Выбрать главу

«Когда я демобилизовался, — рассказывал Фомич, — отец уже работал на пасеке. Перебрался, где полегче — хвори одолели. Вот я и стал ему пособлять. Сижу, бывало, на пасеке, липы цветут, хорошо… Вдруг услышу самолет вдалеке, у меня сердце и заноет. Полк начну вспоминать, друзей-механиков… Привезут к нам кино, стучит возле клуба движок, и, веришь, вроде нет для меня ничего лучше его стука и запаха. А движок фыркнет — сладковатый такой дымок. Точно опять на самолете! А в деревне у нас рожь сеяли, лен, да вот еще пчелы были. Подал заявление на сверхсрочную…»

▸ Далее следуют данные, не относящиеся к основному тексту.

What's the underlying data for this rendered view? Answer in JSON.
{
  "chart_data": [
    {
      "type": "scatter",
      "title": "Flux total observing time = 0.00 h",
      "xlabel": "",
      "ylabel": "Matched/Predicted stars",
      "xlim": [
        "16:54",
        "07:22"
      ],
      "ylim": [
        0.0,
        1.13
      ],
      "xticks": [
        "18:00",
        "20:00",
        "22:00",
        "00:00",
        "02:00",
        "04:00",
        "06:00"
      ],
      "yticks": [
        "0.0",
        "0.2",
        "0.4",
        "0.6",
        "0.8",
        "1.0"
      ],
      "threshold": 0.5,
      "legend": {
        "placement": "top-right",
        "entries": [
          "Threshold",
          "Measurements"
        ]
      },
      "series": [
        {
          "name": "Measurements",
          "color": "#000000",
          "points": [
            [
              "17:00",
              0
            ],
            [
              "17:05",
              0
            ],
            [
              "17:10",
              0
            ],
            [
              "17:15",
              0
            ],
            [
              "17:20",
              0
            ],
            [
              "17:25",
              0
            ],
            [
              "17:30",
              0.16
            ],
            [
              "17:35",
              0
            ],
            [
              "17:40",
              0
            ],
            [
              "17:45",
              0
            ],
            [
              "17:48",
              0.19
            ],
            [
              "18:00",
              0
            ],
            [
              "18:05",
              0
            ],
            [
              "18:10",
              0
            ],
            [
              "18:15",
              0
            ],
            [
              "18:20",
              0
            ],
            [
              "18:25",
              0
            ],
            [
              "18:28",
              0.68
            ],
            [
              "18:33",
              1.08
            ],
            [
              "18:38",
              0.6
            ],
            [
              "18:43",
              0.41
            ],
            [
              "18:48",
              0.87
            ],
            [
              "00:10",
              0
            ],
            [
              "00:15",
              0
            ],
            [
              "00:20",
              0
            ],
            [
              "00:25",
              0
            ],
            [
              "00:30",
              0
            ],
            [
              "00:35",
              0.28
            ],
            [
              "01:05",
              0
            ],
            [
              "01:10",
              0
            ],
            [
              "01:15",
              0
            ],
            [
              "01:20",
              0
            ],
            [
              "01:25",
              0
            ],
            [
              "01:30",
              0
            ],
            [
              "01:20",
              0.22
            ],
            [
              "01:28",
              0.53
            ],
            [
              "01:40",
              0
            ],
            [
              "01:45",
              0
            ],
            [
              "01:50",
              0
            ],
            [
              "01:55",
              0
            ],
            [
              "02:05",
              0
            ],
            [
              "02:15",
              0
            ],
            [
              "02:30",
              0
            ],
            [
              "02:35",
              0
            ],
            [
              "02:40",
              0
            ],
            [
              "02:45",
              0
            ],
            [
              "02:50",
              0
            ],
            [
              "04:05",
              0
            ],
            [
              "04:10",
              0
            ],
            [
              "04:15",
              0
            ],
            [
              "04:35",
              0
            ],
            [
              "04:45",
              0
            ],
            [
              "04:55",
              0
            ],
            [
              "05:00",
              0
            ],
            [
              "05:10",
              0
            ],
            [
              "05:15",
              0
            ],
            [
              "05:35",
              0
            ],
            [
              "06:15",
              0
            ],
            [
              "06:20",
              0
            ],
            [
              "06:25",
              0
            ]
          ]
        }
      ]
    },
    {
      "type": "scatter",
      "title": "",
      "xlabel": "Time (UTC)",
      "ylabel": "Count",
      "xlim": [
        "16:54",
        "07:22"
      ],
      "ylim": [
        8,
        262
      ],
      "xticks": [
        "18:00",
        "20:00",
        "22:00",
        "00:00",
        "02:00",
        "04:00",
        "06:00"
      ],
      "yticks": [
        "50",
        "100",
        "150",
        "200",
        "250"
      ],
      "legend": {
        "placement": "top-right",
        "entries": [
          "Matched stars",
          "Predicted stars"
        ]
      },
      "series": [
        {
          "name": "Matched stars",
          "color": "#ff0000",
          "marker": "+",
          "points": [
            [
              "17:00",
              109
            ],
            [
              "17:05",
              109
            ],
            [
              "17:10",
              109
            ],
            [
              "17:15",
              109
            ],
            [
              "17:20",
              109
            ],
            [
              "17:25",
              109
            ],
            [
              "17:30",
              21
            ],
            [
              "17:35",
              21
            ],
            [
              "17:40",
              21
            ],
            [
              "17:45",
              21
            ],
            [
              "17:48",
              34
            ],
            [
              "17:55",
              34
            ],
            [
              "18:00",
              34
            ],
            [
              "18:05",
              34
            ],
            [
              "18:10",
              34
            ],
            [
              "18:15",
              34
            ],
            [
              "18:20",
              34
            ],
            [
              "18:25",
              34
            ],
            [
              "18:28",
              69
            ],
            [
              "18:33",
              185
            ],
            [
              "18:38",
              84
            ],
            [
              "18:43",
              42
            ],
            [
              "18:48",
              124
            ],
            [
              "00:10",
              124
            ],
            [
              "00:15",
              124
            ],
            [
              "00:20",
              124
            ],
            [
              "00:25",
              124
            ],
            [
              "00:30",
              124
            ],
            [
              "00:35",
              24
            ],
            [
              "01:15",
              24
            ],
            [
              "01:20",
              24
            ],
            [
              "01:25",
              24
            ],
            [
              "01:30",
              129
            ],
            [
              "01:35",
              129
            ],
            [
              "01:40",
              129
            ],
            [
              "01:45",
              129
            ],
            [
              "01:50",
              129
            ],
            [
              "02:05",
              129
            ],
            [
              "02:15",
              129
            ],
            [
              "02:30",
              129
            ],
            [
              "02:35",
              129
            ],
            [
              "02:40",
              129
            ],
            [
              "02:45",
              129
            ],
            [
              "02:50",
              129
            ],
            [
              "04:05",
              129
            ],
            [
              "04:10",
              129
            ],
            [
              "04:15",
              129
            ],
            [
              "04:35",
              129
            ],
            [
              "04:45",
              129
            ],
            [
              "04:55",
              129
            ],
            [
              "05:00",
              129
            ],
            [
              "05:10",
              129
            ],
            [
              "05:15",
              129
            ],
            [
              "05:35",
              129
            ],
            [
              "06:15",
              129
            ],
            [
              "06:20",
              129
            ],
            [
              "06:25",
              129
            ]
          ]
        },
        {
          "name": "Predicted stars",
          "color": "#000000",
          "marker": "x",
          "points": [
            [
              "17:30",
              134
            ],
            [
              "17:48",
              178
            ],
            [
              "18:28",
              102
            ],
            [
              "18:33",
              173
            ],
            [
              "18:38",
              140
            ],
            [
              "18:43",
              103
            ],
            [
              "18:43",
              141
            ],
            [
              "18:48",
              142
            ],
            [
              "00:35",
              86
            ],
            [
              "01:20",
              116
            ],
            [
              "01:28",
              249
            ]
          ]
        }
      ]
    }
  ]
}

Ну хорошо, понятно: деревенский парень, удивление перед машиной, интерес к технике. А потом? Потом ведь ремесло. Тридцать лет на стоянке. Три десятка лет заправлять и чистить самолеты, провожать их, дожидаться, встречать, осматривать, снова провожать в полет и называть это авиацией…

— Почему же именно авиация? — спросил я у Фомича.

— Самолет, — сказал он, и тень прошла по его лицу, что-то мелькнуло в глазах, но он, видно, не умел объяснить то, что знал, и просто повторил: — Самолет.

Я представил себе деревню, тонущую в пчелином гуде, поля цветущего льна, молодого Фомича… Но почему самолет? Может, однажды мальчишкой его взяли в город, где он видел полеты планеристов. И, быть может, в этом городе продавали лотерейные билеты Осоавиахима или «Добролета», или какие еще тогда были организации. Я увидел луг с одуванчиками, пухлые облака, духовой оркестр и агитполеты оклеенного плакатами аэроплана. Очарованный зрелищем, Фомич стоял, должно быть, вместе с другими зеваками на краю летного поля и во все глаза глядел на военлетов…

Я подумал о себе, и моя собственная любовь к авиации показалась мне чужой и заемной. Чего же я хотел раньше и был ли искренним в своих желаниях? Когда я решил стать летчиком и почему потом держался за это решение?

А что же я терял, уходя из полка? И что любил? Себя? Свое? Свои успехи и удачи? Неужели они стали моей службой, жизнью, судьбой? Чем же я жил? Ну служил, летал, получал «отлично» по технике пилотирования… Служил, летал и все равно оставался недорослем. Так бы сказал дед.

Я что заметил? Вещи, о которых мы раньше думали вскользь, со временем обретают жесткую простоту и насущность. Вот так, видать, и взрослеешь.

Вчера была перекомиссия. «Что, лейтенант, — спросил меня подполковник Верес, — соскучились по своим мастодонтам? Все у вас в порядке. Прощайтесь с малой авиацией. Теперь пусть вас полковой врач пользует».

Вот и все. Я возвращаюсь в полк. Но думаю я сейчас не об этом. О другом я сейчас думаю.

Кончался теплый весенний дождь, блестела под утренним солнцем свежая листва, пахло землей, и в чисто вымытое небо улетали самолеты.